Thursday, October 03, 2019

Mahatma Gandhi: Talismanic hypocrisy

Albert Einstein was most prophetic in his one-liner tribute to Mahatma Gandhi. Generations to come will scarce believe that such a one as this ever in flesh and blood walked upon this earth, Einstein had to say on Gandhi. Seventy one years after Gandhi departed, it's indeed a tall order to believe that such a soul led India's greatest ever political movement, with the velvet touch of empathy and simplicity. That within a few decades his political heirs sanctified Gandhi and turned him into oratorical rituals to spread tentacles of the Gandhian anti-thesis is, indubitably, India's monstrous hypocrisy.  

There's a certain deluge of commentary on Mahatma Gandhi. That India's commemorating the 150th birth anniversary of the icon befits the occasion. That the ruling Bhartiya Janata Party (BJP) is in the midst of a process to attain lethal perfection in politics of mass mobilisation makes Gandhi the most convenient icon to bank on. And also for the fact that transportation of a ritual deity to the centre stage of the political discourse perfectly suits the dispensation which seeks to send dynastic demigods into oblivion.

The Mahatma plunged in the Indian freedom movement at a stage when the polity was fragmented. There were scores of streams within the polity and outside against the British rule. Millions of people died of hunger and epidemics. The British lords stayed enmeshed in crony capitalism. Sporadic reprisals amidst episodic bravery marked India's restlessness to throw the foreign yokes. Gandhi weaved magical spell to spearhead a coherent political agitation under the banner of the Congress. Rest is history.

Gandhi has been largely depicted by historians as the man with Midas touch for mass movements. He deftly sought definitive behavioural changes from the masses. He stayed away from power. Yet, he served a talisman to the new elites taking positions of power lest they lost their ways to wilderness.

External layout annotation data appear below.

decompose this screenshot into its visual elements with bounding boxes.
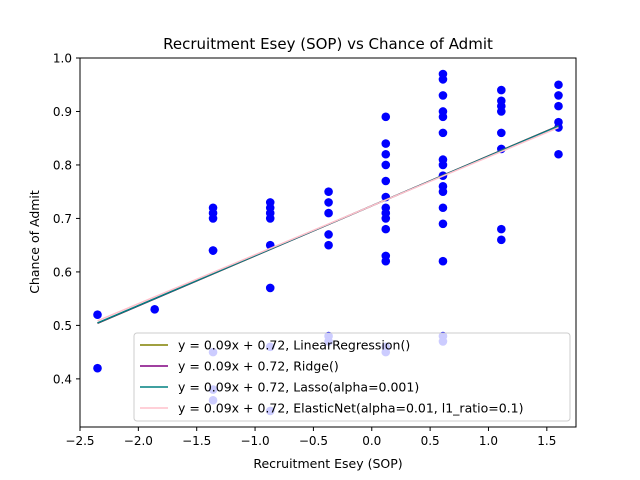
- scatter-point: [324, 208, 333, 218]
- x-axis-label: Recruitment Esey (SOP): [253, 456, 402, 471]
- scatter-point: [381, 214, 391, 223]
- scatter-point: [438, 256, 448, 266]
- scatter-point: [497, 107, 506, 116]
- scatter-point: [381, 256, 391, 266]
- legend-label: y = 0.09x + 0.72, Ridge(): [178, 359, 339, 374]
- legend-box: [133, 332, 571, 422]
- scatter-point: [324, 230, 333, 239]
- scatter-point: [438, 187, 448, 196]
- y-tick-label: 1.0: [53, 52, 72, 66]
- scatter-point: [554, 91, 563, 100]
- scatter-points: [93, 69, 563, 416]
- legend: y = 0.09x + 0.72, LinearRegression() y = …: [133, 332, 571, 422]
- scatter-point: [381, 176, 391, 186]
- scatter-point: [554, 123, 563, 132]
- scatter-point: [438, 128, 448, 138]
- scatter-point: [324, 240, 333, 250]
- regression-line: [97, 126, 559, 322]
- scatter-point: [93, 363, 102, 373]
- legend-label: y = 0.09x + 0.72, ElasticNet(alpha=0.01,…: [178, 401, 523, 416]
- x-tick-label: −2.5: [65, 434, 94, 448]
- y-tick-label: 0.6: [53, 265, 72, 279]
- scatter-point: [497, 235, 506, 245]
- legend-entry: y = 0.09x + 0.72, Ridge(): [140, 359, 339, 374]
- scatter-point: [497, 224, 506, 234]
- scatter-point: [381, 112, 391, 122]
- scatter-point: [324, 187, 333, 196]
- x-tick-label: −1.5: [182, 434, 211, 448]
- scatter-point: [554, 101, 563, 111]
- y-tick-label: 0.9: [53, 105, 72, 119]
- scatter-point: [93, 310, 102, 319]
- plot-area-frame: [79, 57, 577, 428]
- y-tick-label: 0.4: [53, 372, 72, 386]
- scatter-point: [497, 128, 506, 138]
- scatter-point: [554, 149, 563, 159]
- x-tick-label: −0.5: [299, 434, 328, 448]
- legend-label: y = 0.09x + 0.72, LinearRegression(): [178, 338, 410, 353]
- x-tick-label: 1.0: [479, 434, 498, 448]
- scatter-point: [265, 283, 275, 293]
- legend-label: y = 0.09x + 0.72, Lasso(alpha=0.001): [178, 380, 419, 395]
- chart-title: Recruitment Esey (SOP) vs Chance of Admi…: [163, 35, 493, 53]
- scatter-point: [381, 160, 391, 170]
- x-tick-label: −1.0: [240, 434, 269, 448]
- scatter-point: [438, 112, 448, 122]
- x-tick-label: 0.0: [362, 434, 381, 448]
- scatter-point: [381, 149, 391, 159]
- scatter-point: [497, 85, 506, 95]
- y-axis-label: Chance of Admit: [27, 190, 42, 294]
- x-tick-label: 0.5: [421, 434, 440, 448]
- scatter-point: [554, 80, 563, 90]
- y-tick-label: 0.7: [53, 212, 72, 226]
- x-tick-label: −2.0: [124, 434, 153, 448]
- scatter-point: [208, 214, 218, 223]
- scatter-point: [265, 214, 275, 223]
- scatter-point: [438, 91, 448, 100]
- scatter-point: [438, 219, 448, 229]
- scatter-point: [438, 203, 448, 213]
- legend-entry: y = 0.09x + 0.72, LinearRegression(): [140, 338, 410, 353]
- y-tick-label: 0.8: [53, 158, 72, 172]
- scatter-point: [150, 305, 159, 314]
- scatter-point: [208, 246, 218, 255]
- legend-entry: y = 0.09x + 0.72, ElasticNet(alpha=0.01,…: [140, 401, 523, 416]
- regression-lines: [97, 125, 559, 325]
- scatter-point: [381, 139, 391, 148]
- x-axis-ticks: −2.5 −2.0 −1.5 −1.0 −0.5 0.0 0.5 1.0 1.5: [65, 427, 556, 448]
- y-tick-label: 0.5: [53, 319, 72, 333]
- legend-entry: y = 0.09x + 0.72, Lasso(alpha=0.001): [140, 380, 419, 395]
- scatter-point: [324, 198, 333, 207]
- x-tick-label: 1.5: [537, 434, 556, 448]
- scatter-point: [438, 75, 448, 84]
- y-axis-ticks: 0.4 0.5 0.6 0.7 0.8 0.9 1.0: [53, 52, 80, 386]
- scatter-point: [381, 224, 391, 234]
- scatter-point: [438, 160, 448, 170]
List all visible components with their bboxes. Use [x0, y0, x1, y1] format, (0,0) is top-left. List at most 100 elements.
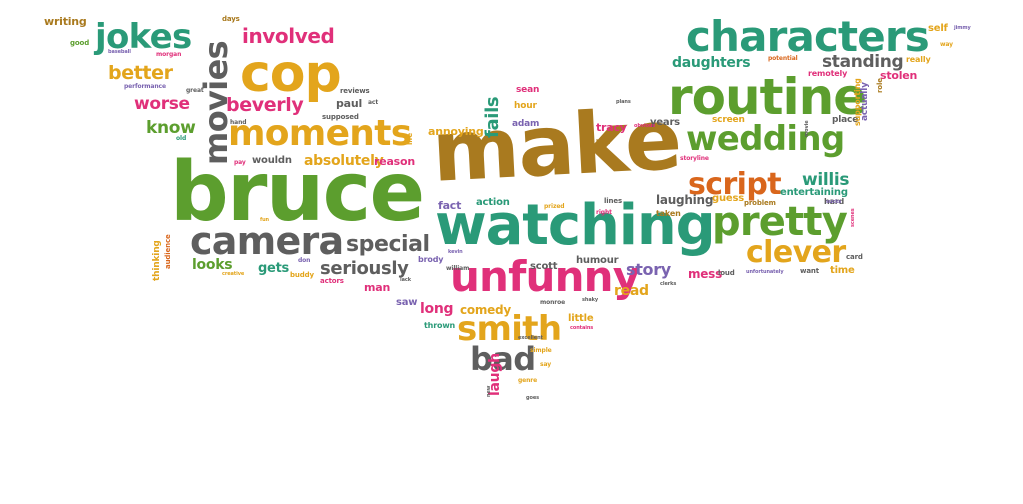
word: moments	[228, 113, 412, 154]
word: know	[146, 118, 196, 138]
word: story	[626, 260, 671, 279]
word: read	[614, 283, 649, 299]
word: right	[596, 209, 612, 216]
word: genre	[518, 377, 538, 384]
word: action	[476, 197, 510, 208]
word: writing	[44, 15, 87, 28]
word: annoying	[428, 125, 484, 138]
word: act	[368, 99, 379, 106]
word: laughing	[656, 193, 714, 207]
word: unfunny	[450, 252, 640, 301]
word: thrown	[424, 321, 456, 330]
word: don	[298, 257, 311, 264]
word: fun	[260, 217, 269, 223]
word: shaky	[582, 297, 598, 303]
word: seriously	[320, 258, 409, 279]
word: really	[906, 55, 931, 64]
word: pay	[234, 159, 246, 166]
word: prized	[544, 203, 565, 210]
word: unfortunately	[746, 269, 784, 275]
word: smith	[457, 309, 562, 349]
word: actually	[860, 82, 870, 121]
word: card	[846, 253, 863, 261]
word: storyline	[680, 155, 709, 162]
word: hard	[824, 197, 845, 206]
word: new	[486, 385, 492, 397]
word: scenes	[850, 208, 856, 227]
word: actors	[320, 277, 344, 285]
word: entertaining	[780, 187, 848, 198]
word: place	[832, 115, 859, 125]
word: taken	[656, 209, 681, 218]
word: mess	[688, 267, 722, 281]
word: sean	[516, 85, 540, 95]
word: contains	[570, 325, 594, 331]
word: goes	[526, 395, 539, 401]
word: jimmy	[954, 25, 971, 31]
word: creative	[222, 271, 245, 277]
word: guess	[712, 193, 744, 204]
word: plans	[616, 99, 631, 105]
word: routine	[668, 68, 867, 126]
word: paul	[336, 97, 363, 110]
word: standing	[822, 52, 904, 72]
word: fails	[482, 96, 503, 138]
word: comedy	[460, 303, 511, 317]
word: saw	[396, 297, 418, 308]
word: thinking	[152, 240, 162, 281]
word: time	[830, 265, 855, 276]
word: lines	[604, 197, 622, 205]
word: worse	[134, 94, 190, 114]
word: role	[876, 78, 884, 93]
word: self	[928, 23, 948, 34]
word: obvious	[634, 123, 656, 129]
word: problem	[744, 199, 776, 207]
word: looks	[192, 257, 233, 273]
word: simple	[530, 347, 552, 354]
word: clerks	[660, 281, 677, 287]
word: reviews	[340, 87, 370, 95]
word: brody	[418, 255, 444, 264]
word: hand	[230, 119, 247, 126]
word: characters	[686, 12, 930, 61]
word: daughters	[672, 55, 751, 71]
word: stolen	[880, 69, 918, 82]
word: baseball	[108, 49, 131, 55]
word: kevin	[448, 249, 463, 255]
word: wouldn	[252, 155, 292, 166]
word: way	[940, 41, 953, 48]
word: jokes	[95, 17, 192, 57]
word: remotely	[808, 69, 848, 78]
word: scott	[530, 261, 558, 272]
word: great	[186, 87, 204, 94]
word: movie	[804, 120, 810, 137]
word: script	[688, 167, 782, 202]
word: make	[429, 90, 683, 201]
word: involved	[242, 24, 335, 48]
word: potential	[768, 55, 798, 62]
word: adam	[512, 119, 540, 129]
word: hour	[514, 101, 537, 111]
word: loud	[718, 269, 735, 277]
word: sucks	[826, 199, 842, 205]
word: special	[346, 232, 430, 257]
word: wedding	[686, 119, 845, 159]
word: bruce	[170, 145, 425, 240]
word: absolutely	[304, 153, 384, 169]
word: tracy	[596, 121, 627, 134]
word: willis	[802, 170, 850, 190]
word: gets	[258, 261, 290, 276]
word: camera	[190, 219, 344, 263]
word: lack	[400, 277, 411, 283]
word: monroe	[540, 299, 566, 306]
word: little	[568, 313, 594, 324]
word: years	[650, 117, 680, 128]
word: william	[446, 265, 470, 272]
word: old	[176, 135, 187, 142]
word: excellent	[518, 335, 543, 341]
word: supporting	[853, 78, 862, 126]
word: screen	[712, 115, 745, 125]
word: audience	[164, 234, 172, 269]
word: supposed	[322, 113, 359, 121]
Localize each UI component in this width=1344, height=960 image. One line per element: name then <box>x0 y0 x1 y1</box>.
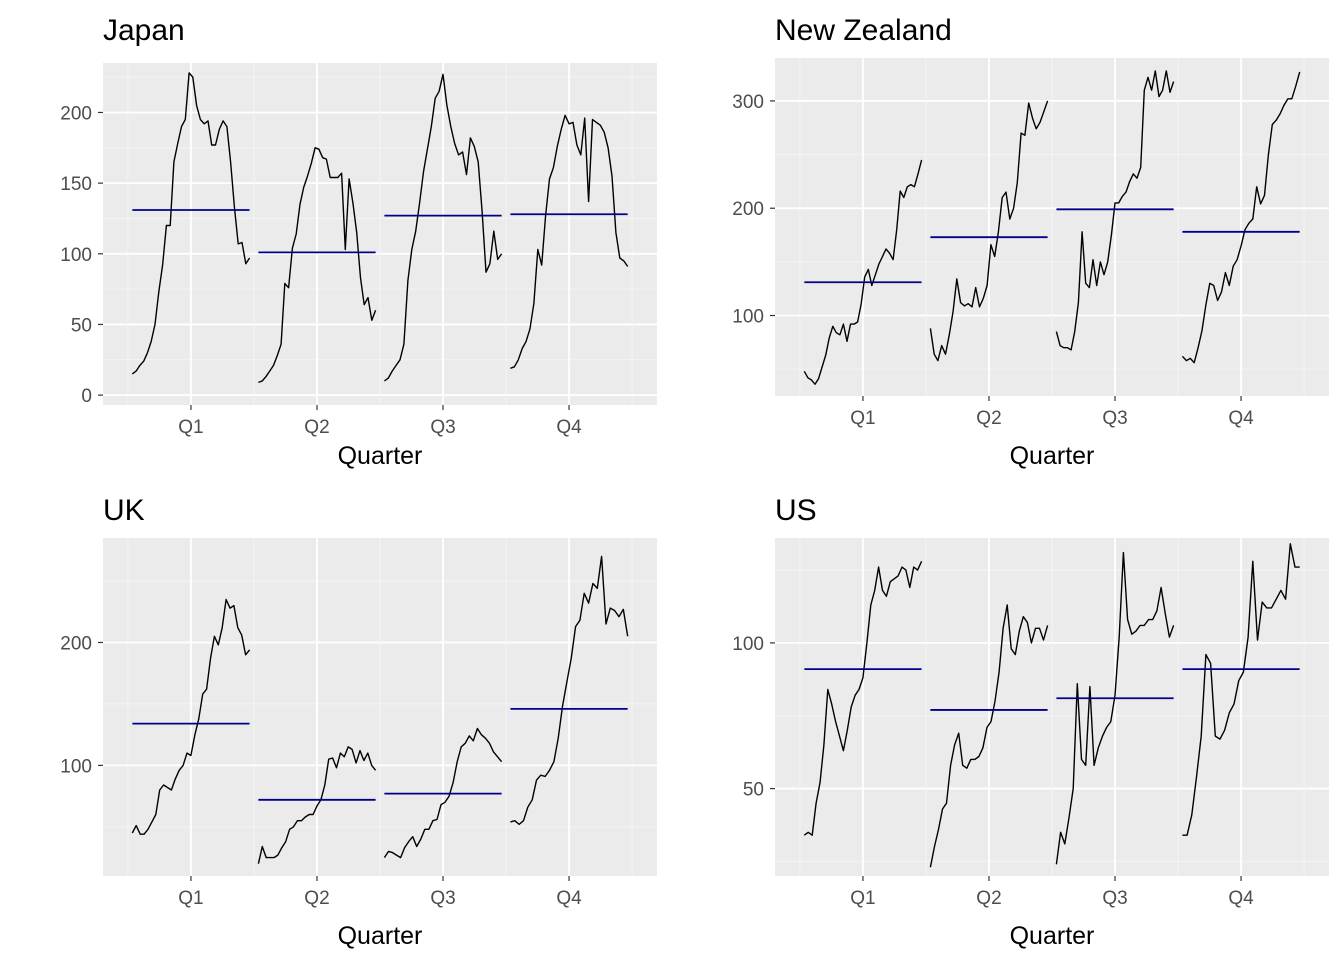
x-tick-label: Q3 <box>1102 888 1127 909</box>
series-line-q3 <box>383 73 503 382</box>
series-line-q1 <box>803 159 923 385</box>
y-tick-label: 200 <box>60 103 92 124</box>
x-tick-label: Q4 <box>556 888 582 909</box>
series-line-q2 <box>258 147 377 384</box>
x-axis-label: Quarter <box>338 442 423 470</box>
y-tick-label: 200 <box>60 633 92 654</box>
x-tick-label: Q4 <box>556 417 582 438</box>
series-line-q4 <box>510 114 629 369</box>
x-tick-label: Q4 <box>1228 888 1254 909</box>
series-lines <box>131 555 629 864</box>
y-tick-label: 100 <box>60 245 92 266</box>
x-tick-label: Q1 <box>850 408 875 429</box>
x-tick-label: Q2 <box>304 888 329 909</box>
panel-title: Japan <box>103 14 185 47</box>
y-axis-ticks: 100 200 <box>60 633 103 777</box>
series-line-q4 <box>1182 543 1300 836</box>
x-axis-label: Quarter <box>1010 922 1095 950</box>
x-axis-ticks: Q1 Q2 Q3 Q4 <box>850 396 1254 429</box>
x-axis-ticks: Q1 Q2 Q3 Q4 <box>178 876 582 909</box>
series-line-q4 <box>510 555 629 826</box>
x-axis-ticks: Q1 Q2 Q3 Q4 <box>178 405 582 438</box>
series-line-q2 <box>929 100 1049 362</box>
gridlines <box>775 538 1329 876</box>
chart-panel-japan: Japan 0 50 100 150 200 Q1 Q2 Q3 Q4 Quarter <box>60 14 657 470</box>
y-axis-ticks: 100 200 300 <box>732 92 775 328</box>
gridlines <box>775 58 1329 396</box>
gridlines <box>103 63 657 405</box>
y-axis-ticks: 0 50 100 150 200 <box>60 103 103 407</box>
series-lines <box>803 70 1301 385</box>
gridlines <box>103 538 657 876</box>
series-line-q2 <box>929 604 1049 868</box>
x-tick-label: Q2 <box>976 888 1001 909</box>
series-line-q3 <box>1055 551 1175 865</box>
y-tick-label: 100 <box>732 307 764 328</box>
x-tick-label: Q3 <box>430 417 455 438</box>
chart-panel-new-zealand: New Zealand 100 200 300 Q1 Q2 Q3 Q4 Quarter <box>732 14 1329 470</box>
y-tick-label: 150 <box>60 174 92 195</box>
series-line-q4 <box>1181 71 1301 364</box>
series-line-q1 <box>803 561 923 836</box>
series-line-q3 <box>1055 70 1175 351</box>
y-tick-label: 50 <box>71 315 92 336</box>
x-axis-ticks: Q1 Q2 Q3 Q4 <box>850 876 1254 909</box>
panel-title: UK <box>103 494 145 527</box>
x-tick-label: Q3 <box>430 888 455 909</box>
x-tick-label: Q1 <box>850 888 875 909</box>
x-tick-label: Q1 <box>178 417 203 438</box>
series-lines <box>803 543 1300 868</box>
x-tick-label: Q4 <box>1228 408 1254 429</box>
series-line-q1 <box>131 598 251 835</box>
y-tick-label: 0 <box>81 386 92 407</box>
panel-title: US <box>775 494 817 527</box>
x-tick-label: Q3 <box>1102 408 1127 429</box>
mean-lines <box>804 208 1300 284</box>
series-line-q3 <box>383 727 503 859</box>
panel-title: New Zealand <box>775 14 952 47</box>
y-tick-label: 50 <box>743 780 764 801</box>
mean-lines <box>804 668 1300 711</box>
y-tick-label: 100 <box>60 756 92 777</box>
series-line-q2 <box>257 746 377 864</box>
mean-lines <box>132 209 628 254</box>
y-axis-ticks: 50 100 <box>732 634 775 801</box>
x-tick-label: Q2 <box>976 408 1001 429</box>
x-axis-label: Quarter <box>338 922 423 950</box>
chart-panel-us: US 50 100 Q1 Q2 Q3 Q4 Quarter <box>732 494 1329 950</box>
x-axis-label: Quarter <box>1010 442 1095 470</box>
y-tick-label: 300 <box>732 92 764 113</box>
x-tick-label: Q2 <box>304 417 329 438</box>
y-tick-label: 100 <box>732 634 764 655</box>
series-line-q1 <box>131 72 251 375</box>
x-tick-label: Q1 <box>178 888 203 909</box>
y-tick-label: 200 <box>732 199 764 220</box>
chart-panel-uk: UK 100 200 Q1 Q2 Q3 Q4 Quarter <box>60 494 657 950</box>
mean-lines <box>132 707 628 801</box>
series-lines <box>131 72 629 384</box>
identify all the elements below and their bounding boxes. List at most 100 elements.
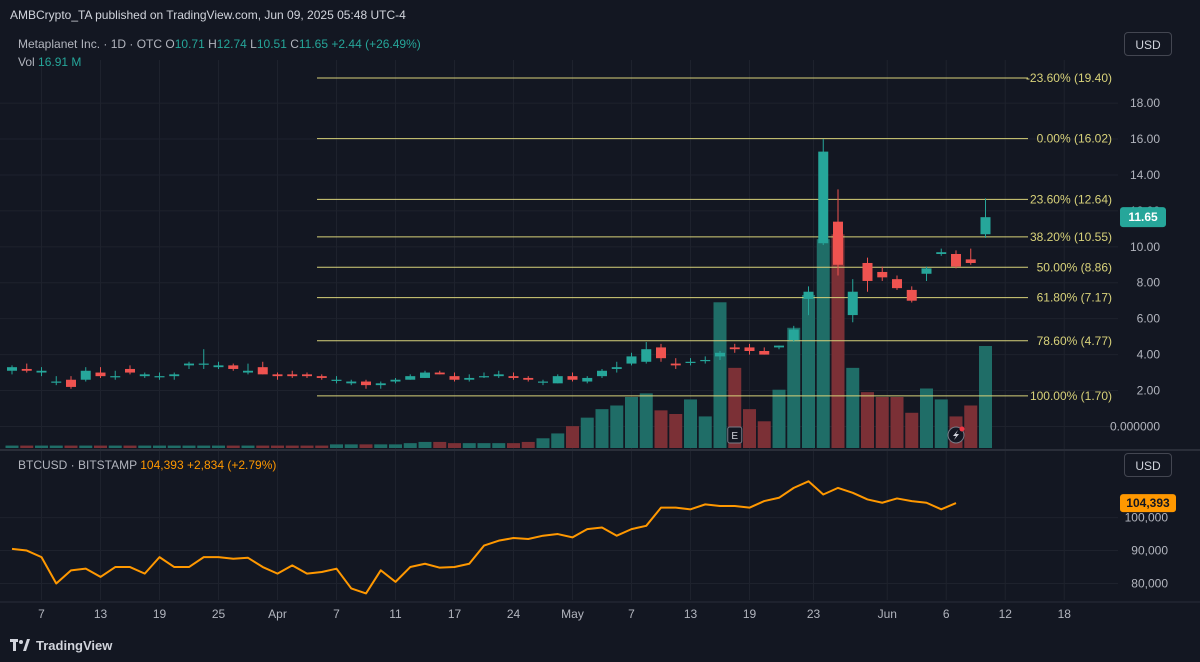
volume-bar	[787, 327, 801, 448]
price-tick-label: 10.00	[1130, 240, 1160, 254]
high-label: H	[208, 37, 217, 51]
volume-bar	[433, 441, 447, 448]
candle-body	[715, 352, 725, 357]
candle-body	[36, 370, 47, 373]
candle-body	[980, 217, 991, 235]
candle-body	[538, 381, 548, 383]
volume-bar	[477, 443, 491, 448]
volume-bar	[20, 445, 34, 448]
candle-body	[316, 376, 327, 378]
btc-price-label: 104,393	[1126, 496, 1170, 510]
price-tick-label: 4.00	[1137, 348, 1161, 362]
candle-body	[921, 268, 932, 274]
volume-bar	[979, 346, 992, 448]
open-value: 10.71	[174, 37, 205, 51]
candle-body	[626, 356, 637, 364]
fib-level-label: 100.00% (1.70)	[1030, 389, 1112, 403]
btc-symbol-label[interactable]: BTCUSD · BITSTAMP	[18, 458, 137, 472]
chart-area[interactable]: -23.60% (19.40) 0.00% (16.02) 23.60% (12.6…	[0, 28, 1200, 632]
candle-body	[759, 351, 770, 355]
time-tick-label: 24	[507, 607, 521, 621]
price-tick-label: 8.00	[1137, 276, 1161, 290]
top-pane-legend: Metaplanet Inc. · 1D · OTC O10.71 H12.74…	[18, 37, 421, 51]
tradingview-logo[interactable]: TradingView	[10, 638, 112, 653]
volume-bar	[167, 445, 181, 448]
candle-body	[184, 363, 194, 366]
volume-bar	[285, 445, 299, 448]
volume-bar	[964, 405, 978, 448]
price-tick-label: 2.00	[1137, 384, 1161, 398]
tradingview-logo-icon	[10, 638, 30, 651]
footer: TradingView	[0, 632, 1200, 662]
price-axis-top: 0.0000002.004.006.008.0010.0012.0014.001…	[1110, 96, 1166, 433]
fib-level-label: 78.60% (4.77)	[1037, 334, 1112, 348]
btc-tick-label: 80,000	[1131, 577, 1168, 591]
volume-bar	[595, 409, 609, 448]
candle-body	[272, 374, 283, 377]
volume-bar	[875, 397, 889, 448]
fib-level-label: 50.00% (8.86)	[1037, 260, 1112, 274]
candle-body	[833, 221, 843, 265]
volume-bar	[212, 445, 225, 448]
price-tick-label: 18.00	[1130, 96, 1160, 110]
candle-body	[243, 370, 253, 373]
volume-bar	[507, 443, 520, 448]
time-tick-label: 13	[94, 607, 108, 621]
volume-bar	[315, 445, 329, 448]
symbol-label[interactable]: Metaplanet Inc. · 1D · OTC	[18, 37, 163, 51]
volume-bar	[49, 445, 63, 448]
volume-bar	[138, 445, 152, 448]
publish-header: AMBCrypto_TA published on TradingView.co…	[0, 0, 1200, 28]
change-value: +2.44 (+26.49%)	[331, 37, 421, 51]
candle-body	[729, 347, 740, 350]
time-tick-label: 6	[943, 607, 950, 621]
time-tick-label: 7	[333, 607, 340, 621]
volume-bar	[492, 443, 506, 448]
time-tick-label: 7	[38, 607, 45, 621]
currency-button-top[interactable]: USD	[1124, 32, 1172, 56]
time-tick-label: May	[561, 607, 584, 621]
candle-body	[479, 376, 489, 378]
candle-body	[641, 349, 652, 362]
btc-tick-label: 90,000	[1131, 544, 1168, 558]
time-axis: 7 13 19 25 Apr 7 11 17 24 May 7 13 19 23 Jun 6 12 18	[0, 601, 1200, 621]
volume-bar	[772, 389, 786, 448]
volume-bar	[757, 421, 771, 448]
volume-bar	[300, 445, 314, 448]
volume-bar	[920, 388, 933, 448]
volume-bar	[226, 445, 240, 448]
price-tick-label: 16.00	[1130, 132, 1160, 146]
volume-bar	[241, 445, 255, 448]
earnings-marker-label: E	[731, 431, 738, 442]
candle-body	[611, 367, 622, 369]
volume-bar	[448, 443, 461, 448]
volume-bar	[743, 409, 756, 448]
currency-button-bottom[interactable]: USD	[1124, 453, 1172, 477]
candle-body	[597, 370, 607, 377]
btc-change: +2,834 (+2.79%)	[186, 458, 277, 472]
volume-bar	[905, 412, 919, 448]
btc-value: 104,393	[140, 458, 184, 472]
time-tick-label: 19	[153, 607, 167, 621]
candle-body	[774, 345, 784, 348]
candle-body	[331, 379, 342, 381]
volume-bar	[654, 410, 668, 448]
candle-body	[405, 376, 416, 380]
price-tick-label: 0.000000	[1110, 419, 1160, 433]
candle-body	[965, 259, 976, 263]
candle-body	[169, 374, 180, 377]
volume-bar	[639, 393, 653, 448]
time-tick-label: 12	[999, 607, 1013, 621]
price-tick-label: 14.00	[1130, 168, 1160, 182]
candle-body	[361, 381, 371, 386]
time-tick-label: Apr	[268, 607, 287, 621]
volume-bar	[197, 445, 211, 448]
low-value: 10.51	[256, 37, 287, 51]
volume-legend: Vol 16.91 M	[18, 55, 81, 69]
candle-body	[464, 377, 475, 380]
candle-body	[862, 262, 873, 281]
btc-tick-label: 100,000	[1125, 511, 1169, 525]
volume-bar	[5, 445, 19, 448]
candle-body	[656, 347, 666, 359]
time-tick-label: 11	[389, 607, 402, 621]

"I will give you a talisman. Whenever you're in doubt, or when the self becomes too much with you, apply the following test -- Recall the face of the poorest and the weakest man whom you may have seen, and ask yourself, if the step you contemplate is going to be of any use to him. Will he gain anything by it? Will it restore him to a control over his own life and destiny? In other words, will it lead to Swaraj (freedom) for the hungry and spiritually starving millions? Then you will find your doubts and your self melt away," Gandhi read out the moral political mantra to his ardent disciples when they assumed high offices.

The mantra arguably electrified the political class for the first two decades. Afterward, memory of the poorest and weakest started becoming fainter. The convenient escape route for the political class from the moral stigma of failing the Gandhian test was to pass the onus to the children. The Gandhian talisman found its resting place with the NCERT books.

In another one decade, the self in place of melting away was cast in stone for the leading lights of Indian politics, the principal instrument to free the spiritually starving millions. The Congress turned dynastic. Indian polity went into a meltdown. The after effects in the next two decades coalesced into caste based family enterprises. The Gandhian talisman was knocked off of its moral anchor.

The Mahatma practically became distant for the political class. His name didn't fetch votes. In place, Bhim Rao Ambedkar, Ram Manohar Lohiya, Karpoori Thakur, E V Ramasami (Periyar) and a few others became potent political icons who helped their worshipers fetch votes in truck loads.     

The Gandhian talisman proved a burden for the policy makers. The poorest and weakest were seen roadblocks to India's "earnest desire to become a developed country like the US". So, ways were (and are being) invented to chase them away from forests, islands, farms to herd the teeming millions into ghettos. The sub-human ghettos proved huge political investments for heirs of Gandhi.

Two-third of the population stays dependent on agriculture. Vast majority of the political class is land owning "agriculturists" after the residual generations of leaders educated professionals were edged out by their anti-thesis. To protect their own interests and milk government doles, the new political class pushed farmers to a never ending poverty. 

For Gandhi, Swaraj meant the economic self-sufficiency in such a manner that majority of the needs of the people could be served by enterprises within their surroundings. Now, most of the needs of the people are served by enterprises in China.   

The Gandhian talisman by all accounts has been stripped off all the moral and ethical weights. 

The ruling elites when they swear by Gandhi, and they do it more often, invite being condemned as bunch of hypocrites. The hypocrisy, sadly, has now acquired monstrous proportions.       

1 comment:

जितेन्द्र माथुर said...

Every word spelled out in this article is true and true only.